SINGAPORE - The police are changing their pitch to potential recruits in a bid to attract the right men and women for the job.
The focus has shifted from drama and excitement to the "purpose-driven" nature of police work, said manpower director Senior Assistant Commissioner Hung Hooi Tan.
"In the current 'More than a job' recruitment campaign, we adopted a different slant (and) highlighted instead how police officers in their different vocations can make a real and direct impact on the community on a daily basis," he said.
Staff Sergeant Ong Chao Hui, one of 313 career advisers in the force, said she gets asked at job fairs how often she is part of a stakeout, raid or ambush.
"They are very much influenced by TV shows like CSI (crime scene investigation), or Hong Kong police dramas," she said. "Many think police work is all about action-packed cases and apprehending criminals."
Real-life policing, however, is interesting in a different way. When she meets potential recruits, the 30-year-old makes it a point to recount incidents from her four years as a front-line officer, dealing with everything from disputes between neighbours to theft and suicide cases.
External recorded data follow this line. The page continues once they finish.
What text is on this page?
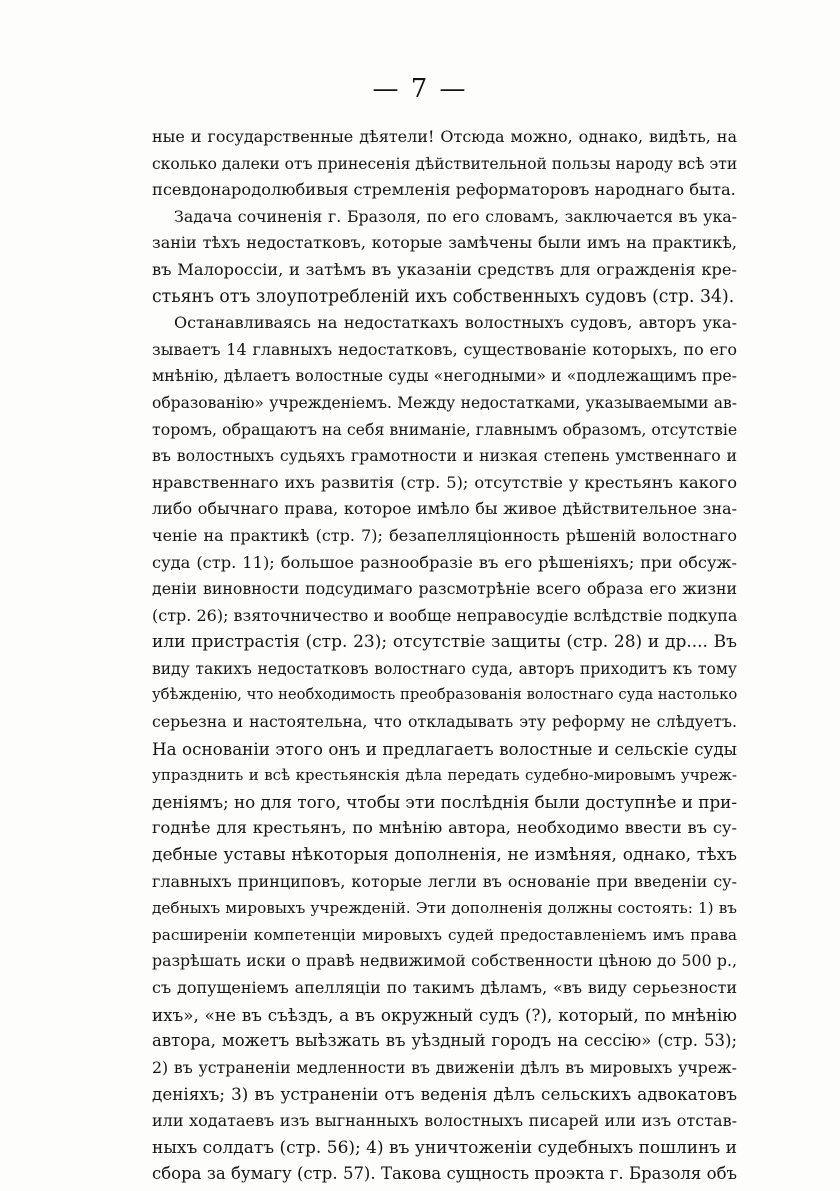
— 7 —
ные и государственные дѣятели! Отсюда можно, однако, видѣть, на
сколько далеки отъ принесенія дѣйствительной пользы народу всѣ эти
псевдонародолюбивыя стремленія реформаторовъ народнаго быта.
Задача сочиненія г. Бразоля, по его словамъ, заключается въ ука-
заніи тѣхъ недостатковъ, которые замѣчены были имъ на практикѣ,
въ Малороссіи, и затѣмъ въ указаніи средствъ для огражденія кре-
стьянъ отъ злоупотребленій ихъ собственныхъ судовъ (стр. 34).
Останавливаясь на недостаткахъ волостныхъ судовъ, авторъ ука-
зываетъ 14 главныхъ недостатковъ, существованіе которыхъ, по его
мнѣнію, дѣлаетъ волостные суды «негодными» и «подлежащимъ пре-
образованію» учрежденіемъ. Между недостатками, указываемыми ав-
торомъ, обращаютъ на себя вниманіе, главнымъ образомъ, отсутствіе
въ волостныхъ судьяхъ грамотности и низкая степень умственнаго и
нравственнаго ихъ развитія (стр. 5); отсутствіе у крестьянъ какого
либо обычнаго права, которое имѣло бы живое дѣйствительное зна-
ченіе на практикѣ (стр. 7); безапелляціонность рѣшеній волостнаго
суда (стр. 11); большое разнообразіе въ его рѣшеніяхъ; при обсуж-
деніи виновности подсудимаго разсмотрѣніе всего образа его жизни
(стр. 26); взяточничество и вообще неправосудіе вслѣдствіе подкупа
или пристрастія (стр. 23); отсутствіе защиты (стр. 28) и др.... Въ
виду такихъ недостатковъ волостнаго суда, авторъ приходитъ къ тому
убѣжденію, что необходимость преобразованія волостнаго суда настолько
серьезна и настоятельна, что откладывать эту реформу не слѣдуетъ.
На основаніи этого онъ и предлагаетъ волостные и сельскіе суды
упразднить и всѣ крестьянскія дѣла передать судебно-мировымъ учреж-
деніямъ; но для того, чтобы эти послѣднія были доступнѣе и при-
годнѣе для крестьянъ, по мнѣнію автора, необходимо ввести въ су-
дебные уставы нѣкоторыя дополненія, не измѣняя, однако, тѣхъ
главныхъ принциповъ, которые легли въ основаніе при введеніи су-
дебныхъ мировыхъ учрежденій. Эти дополненія должны состоять: 1) въ
расширеніи компетенціи мировыхъ судей предоставленіемъ имъ права
разрѣшать иски о правѣ недвижимой собственности цѣною до 500 р.,
съ допущеніемъ апелляціи по такимъ дѣламъ, «въ виду серьезности
ихъ», «не въ съѣздъ, а въ окружный судъ (?), который, по мнѣнію
автора, можетъ выѣзжать въ уѣздный городъ на сессію» (стр. 53);
2) въ устраненіи медленности въ движеніи дѣлъ въ мировыхъ учреж-
деніяхъ; 3) въ устраненіи отъ веденія дѣлъ сельскихъ адвокатовъ
или ходатаевъ изъ выгнанныхъ волостныхъ писарей или изъ отстав-
ныхъ солдатъ (стр. 56); 4) въ уничтоженіи судебныхъ пошлинъ и
сбора за бумагу (стр. 57). Такова сущность проэкта г. Бразоля объ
"I remember a woman who was devastated after her husband jumped to his death, and wanted to grab a knife from the kitchen and end her life," she said. "But we managed to hold her down and talk her out of it."
Perennial questions raised by would-be officers include those about the rigours of shift work and pay, said Staff Sgt Ong.
The force, however, is increasingly getting asked about scholarships and opportunities for further studies and upgrading.
"Quite a number of (applicants) are actually interested because, financially, they want to start work early, while at the same time they want to eventually further their studies and join the senior officer track," she said.